Cities, counties, and schools across the country are buying their employees’ drugs from Canada and other countries. The legality is questionable*, but it’s saving local governments millions — and that’s tax dollars we’re talking.

Drug manufacturers try to say that drugs bought internationally aren’t safe, but that claim pretty much gets a collective eye roll; this is Canada, England, and New Zealand we’re talking about — not East No-Where-Land.

From the story:

While the nation grapples with soaring prices of drugs, dozens of cities, counties and school districts across the country have quietly found a solution they say protects their budgets and saves workers money: They are helping their employees buy medicines from pharmacies in Canada and overseas, where prices are up to 80 percent cheaper.

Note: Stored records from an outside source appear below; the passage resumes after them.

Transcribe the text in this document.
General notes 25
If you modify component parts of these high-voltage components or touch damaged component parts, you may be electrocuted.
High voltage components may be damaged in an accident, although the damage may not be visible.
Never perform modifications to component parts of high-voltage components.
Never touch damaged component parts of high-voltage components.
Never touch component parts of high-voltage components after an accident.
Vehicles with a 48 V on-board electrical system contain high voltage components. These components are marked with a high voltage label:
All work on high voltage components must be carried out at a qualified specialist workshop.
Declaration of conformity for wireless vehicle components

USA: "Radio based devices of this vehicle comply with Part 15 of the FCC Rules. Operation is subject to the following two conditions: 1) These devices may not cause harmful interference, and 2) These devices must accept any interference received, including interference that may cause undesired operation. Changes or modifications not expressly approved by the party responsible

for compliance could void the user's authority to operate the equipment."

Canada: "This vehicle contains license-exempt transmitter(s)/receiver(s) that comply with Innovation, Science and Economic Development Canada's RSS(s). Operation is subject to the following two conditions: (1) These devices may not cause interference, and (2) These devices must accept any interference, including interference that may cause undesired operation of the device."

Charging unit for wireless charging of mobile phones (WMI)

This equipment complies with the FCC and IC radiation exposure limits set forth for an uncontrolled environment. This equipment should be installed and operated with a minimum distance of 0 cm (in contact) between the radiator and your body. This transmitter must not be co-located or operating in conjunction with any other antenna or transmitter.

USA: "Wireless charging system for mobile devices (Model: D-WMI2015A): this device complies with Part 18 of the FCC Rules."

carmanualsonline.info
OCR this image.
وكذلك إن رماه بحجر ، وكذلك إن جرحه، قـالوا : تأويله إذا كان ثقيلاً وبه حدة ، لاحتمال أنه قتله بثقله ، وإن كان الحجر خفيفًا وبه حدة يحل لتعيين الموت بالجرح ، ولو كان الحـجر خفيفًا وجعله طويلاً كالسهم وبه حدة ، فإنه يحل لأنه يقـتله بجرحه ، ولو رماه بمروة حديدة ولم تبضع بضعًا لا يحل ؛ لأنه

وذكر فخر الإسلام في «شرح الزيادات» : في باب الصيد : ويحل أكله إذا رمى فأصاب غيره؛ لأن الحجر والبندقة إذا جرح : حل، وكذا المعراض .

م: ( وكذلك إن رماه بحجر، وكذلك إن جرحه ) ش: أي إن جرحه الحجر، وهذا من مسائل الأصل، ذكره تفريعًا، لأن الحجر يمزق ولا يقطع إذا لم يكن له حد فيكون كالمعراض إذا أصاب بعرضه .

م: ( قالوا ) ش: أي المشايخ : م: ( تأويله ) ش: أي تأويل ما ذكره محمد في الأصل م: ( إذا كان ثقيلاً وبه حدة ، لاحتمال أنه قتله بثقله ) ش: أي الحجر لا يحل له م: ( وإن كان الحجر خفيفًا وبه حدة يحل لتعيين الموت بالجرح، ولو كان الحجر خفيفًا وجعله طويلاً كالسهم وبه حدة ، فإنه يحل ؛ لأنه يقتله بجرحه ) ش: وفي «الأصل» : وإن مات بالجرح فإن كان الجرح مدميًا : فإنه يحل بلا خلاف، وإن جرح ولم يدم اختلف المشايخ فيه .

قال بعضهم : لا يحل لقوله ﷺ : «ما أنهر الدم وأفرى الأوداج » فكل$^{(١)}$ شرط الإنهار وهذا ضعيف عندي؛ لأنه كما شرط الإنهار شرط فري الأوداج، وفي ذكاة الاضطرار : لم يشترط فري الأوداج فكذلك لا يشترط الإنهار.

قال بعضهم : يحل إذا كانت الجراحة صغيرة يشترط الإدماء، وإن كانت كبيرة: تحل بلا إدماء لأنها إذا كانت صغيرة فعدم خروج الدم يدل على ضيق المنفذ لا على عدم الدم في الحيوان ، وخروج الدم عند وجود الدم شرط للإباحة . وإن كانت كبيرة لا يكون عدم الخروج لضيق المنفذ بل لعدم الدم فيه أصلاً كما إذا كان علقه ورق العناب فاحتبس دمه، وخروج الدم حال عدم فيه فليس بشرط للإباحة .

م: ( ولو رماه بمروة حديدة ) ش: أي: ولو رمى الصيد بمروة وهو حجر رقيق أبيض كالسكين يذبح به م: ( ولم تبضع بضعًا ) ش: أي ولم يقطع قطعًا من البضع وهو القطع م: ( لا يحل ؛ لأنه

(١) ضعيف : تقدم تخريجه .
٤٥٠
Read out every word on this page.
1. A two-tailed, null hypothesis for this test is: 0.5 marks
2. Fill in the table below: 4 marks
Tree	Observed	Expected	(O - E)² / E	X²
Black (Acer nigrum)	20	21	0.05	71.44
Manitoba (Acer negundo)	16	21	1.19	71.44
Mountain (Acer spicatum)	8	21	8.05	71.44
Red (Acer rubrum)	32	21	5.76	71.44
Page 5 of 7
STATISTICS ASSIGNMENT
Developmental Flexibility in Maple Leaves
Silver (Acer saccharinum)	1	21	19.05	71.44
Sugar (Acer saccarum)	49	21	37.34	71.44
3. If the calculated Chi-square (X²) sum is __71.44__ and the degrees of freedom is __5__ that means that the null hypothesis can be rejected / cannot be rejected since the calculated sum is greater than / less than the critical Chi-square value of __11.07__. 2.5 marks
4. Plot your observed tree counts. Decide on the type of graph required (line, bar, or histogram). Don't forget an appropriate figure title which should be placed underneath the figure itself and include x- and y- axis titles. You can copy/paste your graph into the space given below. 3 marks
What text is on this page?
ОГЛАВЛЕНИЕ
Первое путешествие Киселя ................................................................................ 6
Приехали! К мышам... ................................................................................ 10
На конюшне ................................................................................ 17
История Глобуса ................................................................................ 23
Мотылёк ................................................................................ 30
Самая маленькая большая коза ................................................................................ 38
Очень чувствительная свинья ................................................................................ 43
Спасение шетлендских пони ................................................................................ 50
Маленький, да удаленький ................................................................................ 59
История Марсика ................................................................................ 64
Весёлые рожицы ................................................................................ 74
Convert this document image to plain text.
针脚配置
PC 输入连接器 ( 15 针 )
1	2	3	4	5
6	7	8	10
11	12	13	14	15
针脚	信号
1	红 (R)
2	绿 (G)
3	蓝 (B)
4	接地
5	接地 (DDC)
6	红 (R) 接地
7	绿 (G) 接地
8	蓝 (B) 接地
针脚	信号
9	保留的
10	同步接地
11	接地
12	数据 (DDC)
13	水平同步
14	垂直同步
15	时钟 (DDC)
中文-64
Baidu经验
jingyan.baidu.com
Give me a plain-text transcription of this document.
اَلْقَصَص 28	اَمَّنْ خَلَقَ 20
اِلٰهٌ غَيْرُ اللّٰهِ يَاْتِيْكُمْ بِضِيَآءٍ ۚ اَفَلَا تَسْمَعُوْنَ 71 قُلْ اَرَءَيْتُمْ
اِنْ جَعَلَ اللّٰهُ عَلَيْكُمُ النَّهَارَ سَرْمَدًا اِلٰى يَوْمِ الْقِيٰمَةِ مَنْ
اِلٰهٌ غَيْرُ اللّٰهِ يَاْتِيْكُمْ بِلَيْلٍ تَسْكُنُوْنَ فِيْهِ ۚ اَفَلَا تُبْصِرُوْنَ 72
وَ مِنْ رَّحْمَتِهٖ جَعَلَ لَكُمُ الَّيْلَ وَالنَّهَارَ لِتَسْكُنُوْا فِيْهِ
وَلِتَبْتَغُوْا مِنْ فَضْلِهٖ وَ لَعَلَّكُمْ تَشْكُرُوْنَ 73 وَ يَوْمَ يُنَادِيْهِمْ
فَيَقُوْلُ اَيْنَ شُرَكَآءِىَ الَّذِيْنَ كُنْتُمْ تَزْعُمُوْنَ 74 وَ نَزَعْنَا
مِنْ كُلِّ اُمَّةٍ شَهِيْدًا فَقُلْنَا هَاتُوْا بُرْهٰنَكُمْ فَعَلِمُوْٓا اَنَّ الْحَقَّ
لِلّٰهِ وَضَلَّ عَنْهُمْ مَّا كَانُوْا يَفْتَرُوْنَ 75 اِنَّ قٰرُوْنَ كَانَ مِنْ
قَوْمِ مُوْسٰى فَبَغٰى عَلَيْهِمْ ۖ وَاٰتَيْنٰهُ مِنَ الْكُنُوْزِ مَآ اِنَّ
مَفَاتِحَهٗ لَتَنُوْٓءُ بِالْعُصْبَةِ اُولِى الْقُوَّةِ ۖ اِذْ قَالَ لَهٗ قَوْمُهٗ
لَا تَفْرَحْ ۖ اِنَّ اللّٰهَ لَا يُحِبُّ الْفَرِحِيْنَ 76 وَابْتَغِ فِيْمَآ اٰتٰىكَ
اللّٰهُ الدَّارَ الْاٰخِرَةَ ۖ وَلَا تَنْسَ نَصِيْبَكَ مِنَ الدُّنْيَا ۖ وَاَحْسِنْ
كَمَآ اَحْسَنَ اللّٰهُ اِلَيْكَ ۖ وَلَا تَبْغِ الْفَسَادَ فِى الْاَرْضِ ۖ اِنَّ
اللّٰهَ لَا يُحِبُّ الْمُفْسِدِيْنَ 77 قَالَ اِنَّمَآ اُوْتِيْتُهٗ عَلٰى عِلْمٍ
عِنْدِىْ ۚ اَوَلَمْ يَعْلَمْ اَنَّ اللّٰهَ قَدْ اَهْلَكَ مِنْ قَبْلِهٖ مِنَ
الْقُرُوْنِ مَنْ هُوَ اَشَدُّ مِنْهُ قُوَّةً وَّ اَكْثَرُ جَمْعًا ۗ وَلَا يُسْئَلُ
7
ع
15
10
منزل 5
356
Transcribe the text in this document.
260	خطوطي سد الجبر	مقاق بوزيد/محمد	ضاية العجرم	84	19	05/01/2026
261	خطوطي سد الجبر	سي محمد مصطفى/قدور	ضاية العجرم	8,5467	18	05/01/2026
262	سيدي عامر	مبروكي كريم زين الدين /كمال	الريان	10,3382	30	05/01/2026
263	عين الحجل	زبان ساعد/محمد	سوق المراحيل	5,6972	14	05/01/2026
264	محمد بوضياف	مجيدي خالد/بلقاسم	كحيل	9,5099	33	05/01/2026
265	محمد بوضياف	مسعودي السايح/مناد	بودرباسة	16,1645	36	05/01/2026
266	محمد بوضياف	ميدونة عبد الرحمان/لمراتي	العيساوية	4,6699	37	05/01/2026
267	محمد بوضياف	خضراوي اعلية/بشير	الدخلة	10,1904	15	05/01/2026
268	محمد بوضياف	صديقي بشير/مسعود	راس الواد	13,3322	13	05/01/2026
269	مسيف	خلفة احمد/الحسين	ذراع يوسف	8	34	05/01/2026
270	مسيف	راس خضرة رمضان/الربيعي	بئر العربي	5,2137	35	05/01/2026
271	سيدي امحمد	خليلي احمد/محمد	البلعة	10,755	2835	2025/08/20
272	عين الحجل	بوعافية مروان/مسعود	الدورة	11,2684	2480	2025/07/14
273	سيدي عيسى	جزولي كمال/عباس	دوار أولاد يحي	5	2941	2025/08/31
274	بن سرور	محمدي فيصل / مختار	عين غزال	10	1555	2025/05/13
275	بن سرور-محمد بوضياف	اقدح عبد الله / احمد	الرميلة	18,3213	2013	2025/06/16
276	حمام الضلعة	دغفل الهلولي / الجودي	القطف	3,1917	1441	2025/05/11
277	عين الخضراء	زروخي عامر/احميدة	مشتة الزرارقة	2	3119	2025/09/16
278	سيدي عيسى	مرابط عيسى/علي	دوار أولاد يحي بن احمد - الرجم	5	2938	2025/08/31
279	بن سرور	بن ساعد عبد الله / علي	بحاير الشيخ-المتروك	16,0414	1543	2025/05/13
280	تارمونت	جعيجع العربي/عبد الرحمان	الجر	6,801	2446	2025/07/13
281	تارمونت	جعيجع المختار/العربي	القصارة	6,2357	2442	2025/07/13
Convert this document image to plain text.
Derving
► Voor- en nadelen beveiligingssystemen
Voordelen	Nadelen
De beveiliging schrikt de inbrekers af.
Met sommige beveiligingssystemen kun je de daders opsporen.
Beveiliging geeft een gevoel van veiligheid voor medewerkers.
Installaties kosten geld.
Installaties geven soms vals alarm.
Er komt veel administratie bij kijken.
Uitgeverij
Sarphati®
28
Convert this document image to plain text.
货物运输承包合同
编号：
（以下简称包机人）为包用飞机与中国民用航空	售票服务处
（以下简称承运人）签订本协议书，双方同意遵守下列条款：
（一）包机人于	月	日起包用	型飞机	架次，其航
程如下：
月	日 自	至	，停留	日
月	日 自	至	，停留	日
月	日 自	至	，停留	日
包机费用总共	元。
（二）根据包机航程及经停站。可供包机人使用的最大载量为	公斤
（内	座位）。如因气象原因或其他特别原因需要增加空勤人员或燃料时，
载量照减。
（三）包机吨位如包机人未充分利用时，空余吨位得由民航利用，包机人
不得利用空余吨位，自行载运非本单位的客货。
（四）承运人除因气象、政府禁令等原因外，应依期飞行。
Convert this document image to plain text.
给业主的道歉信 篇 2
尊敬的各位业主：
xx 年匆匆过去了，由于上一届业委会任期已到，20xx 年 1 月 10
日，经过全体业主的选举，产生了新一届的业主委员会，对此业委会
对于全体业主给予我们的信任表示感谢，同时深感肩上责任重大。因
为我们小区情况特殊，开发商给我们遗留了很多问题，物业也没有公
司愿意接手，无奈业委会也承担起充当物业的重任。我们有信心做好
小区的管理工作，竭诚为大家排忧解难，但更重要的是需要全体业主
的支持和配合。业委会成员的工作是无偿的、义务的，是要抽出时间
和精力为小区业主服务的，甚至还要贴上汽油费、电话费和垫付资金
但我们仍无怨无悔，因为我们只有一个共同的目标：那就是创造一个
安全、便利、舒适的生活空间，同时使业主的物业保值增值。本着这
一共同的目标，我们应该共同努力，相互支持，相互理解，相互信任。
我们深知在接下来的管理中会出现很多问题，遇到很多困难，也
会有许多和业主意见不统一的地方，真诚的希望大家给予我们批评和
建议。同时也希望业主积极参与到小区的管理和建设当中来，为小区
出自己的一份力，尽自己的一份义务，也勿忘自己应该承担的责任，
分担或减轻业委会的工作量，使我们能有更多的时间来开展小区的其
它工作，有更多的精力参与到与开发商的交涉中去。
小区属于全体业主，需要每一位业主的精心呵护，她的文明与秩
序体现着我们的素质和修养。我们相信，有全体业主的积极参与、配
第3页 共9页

* Stores and pharmacies aren’t allowed to do this, but municipalities have been for decades in some cases. (What, you see a footnote and think it’s gonna be a joke? We can be serious down here too.)

The New York Times discovers clawbacks

Welcome to the party, Old Gray.

Could pharmacists act as healthcare professionals?

So posits Slate, in a piece written by a medical student, “Could Pharmacists Help Fix Health Care?

[A[s costs continue to grow for health care systems here and around the world, pharmacists have become increasingly utilized as direct patient care providers, rather than just as overqualified dispensaries.

The conclusion is an unqualified “Yes” — and that’s a good thing. “The possible rise of pharmacists in American health care, resulting from the CVS-Aetna merger,” he writes, “could ultimately help alleviate primary care shortages across much of our country.”

PCOM opening second Georgia campus

Expected to open in August 2019, it’s going to be training doctors of osteopathic medicine (DOMs) to serve patients in rural communities. It’ll be called PCOM South Georgia. No word yet on whether it will expand its curriculum into pharmacy.